Il y a des maladies tropicales typiques comme le paludisme ou le Marburg et l’Ebola ou encore les mycétomes mais aussi des maladies réémergentes comme la diphtérie, la rougeole, la polio et même la lèpre qui peuvent arriver à nos frontières du fait des déplacements de populations.
 

-Toutes ces maladies qui risquent d’arriver facilement à nos frontières peuvent être diagnostiquées, mais sommes-nous menacés par d’autres que nous ne pouvons diagnostiquer faute de moyens ou de connaissances ?
 

Bien sûr, parce que les maladies tropicales nécessitent en plus d’un personnel qualifié des structures d’isolement avec des standards internationaux mais surtout un laboratoire équipé pour faire le diagnostic sur place car nous ne pouvons pas se permettre d’attendre les résultats qui nous arrivent d’Alger.
 

-Est-ce le cas aujourd’hui ?

Pour certaines maladies, c’est le cas. Pour ce qui est de la diphtérie par exemple, dont 16 cas ont été confirmés par l’Institut Pasteur d’Alger, nous ne sommes pas obligés de diagnostiquer tous les patients suspects. 
Cette maladie est relativement reconnaissable cliniquement. Mais, pour beaucoup d’autres maladies tropicales, la confirmation doit être obligatoirement biologique. Ce qui nécessite des laboratoires spécifiques, des équipements adéquats et un personnel qualifié. Il faut donc faire en sorte que ce dispositif soit disponible pour parer à toute menace sanitaire.
 

-Étant le seul infectiologue à l’EPH de Tamanrasset, dans quelles conditions travaillez-vous ?
 

Je ne peux cacher le fait que les conditions de travail à l'hôpital de Tamanrasset sont difficiles. Il est le seul établissement hospitalier qui couvre trois wilayas, à savoir Tamanrasset, In Guezzam et Bordj Badji Mokhtar. Et puisque Tamanrasset est la première plateforme de migration et même d'installation de migrants. Plus d'un tiers de nos patients, toutes spécialités confondues, sont des migrants. 

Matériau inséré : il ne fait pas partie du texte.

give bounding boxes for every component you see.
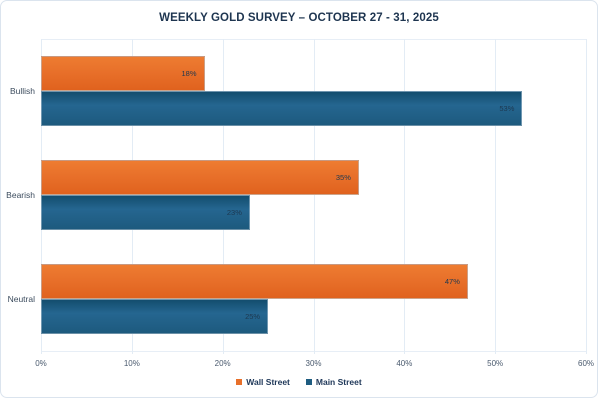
bar-wall-street-neutral: 47% bbox=[41, 264, 468, 299]
bar-value-label: 18% bbox=[181, 69, 197, 78]
gridline bbox=[495, 39, 497, 354]
bar-wall-street-bullish: 18% bbox=[41, 56, 205, 91]
legend-label-main-street: Main Street bbox=[315, 377, 362, 387]
x-tick-label: 50% bbox=[487, 359, 504, 368]
x-tick-label: 10% bbox=[123, 359, 140, 368]
x-tick-label: 40% bbox=[396, 359, 413, 368]
x-tick-label: 60% bbox=[577, 359, 595, 368]
gridline bbox=[404, 39, 406, 354]
bar-value-label: 35% bbox=[335, 173, 351, 182]
category-label-neutral: Neutral bbox=[7, 294, 35, 304]
main-street-swatch-icon bbox=[305, 379, 312, 385]
chart-title: WEEKLY GOLD SURVEY – OCTOBER 27 - 31, 20… bbox=[159, 12, 439, 24]
x-tick-label: 0% bbox=[35, 359, 47, 368]
bar-main-street-bearish: 23% bbox=[41, 195, 250, 230]
category-label-bearish: Bearish bbox=[6, 190, 35, 200]
x-tick-label: 20% bbox=[214, 359, 231, 368]
bar-main-street-bullish: 53% bbox=[41, 91, 523, 126]
legend-label-wall-street: Wall Street bbox=[246, 377, 290, 387]
bar-wall-street-bearish: 35% bbox=[41, 160, 359, 195]
bar-main-street-neutral: 25% bbox=[41, 299, 269, 334]
legend-item-main-street: Main Street bbox=[305, 377, 362, 387]
x-tick-label: 30% bbox=[305, 359, 322, 368]
bar-value-label: 23% bbox=[226, 208, 242, 217]
bar-value-label: 25% bbox=[245, 312, 261, 321]
bar-value-label: 47% bbox=[444, 277, 460, 286]
bar-value-label: 53% bbox=[499, 104, 515, 113]
legend: Wall Street Main Street bbox=[1, 377, 597, 387]
wall-street-swatch-icon bbox=[236, 379, 243, 385]
legend-item-wall-street: Wall Street bbox=[236, 377, 290, 387]
category-label-bullish: Bullish bbox=[9, 86, 35, 96]
gridline bbox=[586, 39, 587, 354]
gridline bbox=[313, 39, 315, 354]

Ce qui ajoute une charge supplémentaire considérable pour le service des maladies infectieuses qui s'occupe des pathologies infectieuses habituelles, des maladies tropicales comme le paludisme avec plus d’un millier de cas chaque année. 

Il ne faut pas oublier aussi que l’hôpital de Tamanrasset est un centre de référence VIH Sida, le seul qui existe dans l'Extrême-Sud. Et avec le départ des infectiologues, je dirais qu’un renforcement humain est devenu une urgence.  Actuellement, nous sommes deux infectiologues seulement, chargés de toutes les activités.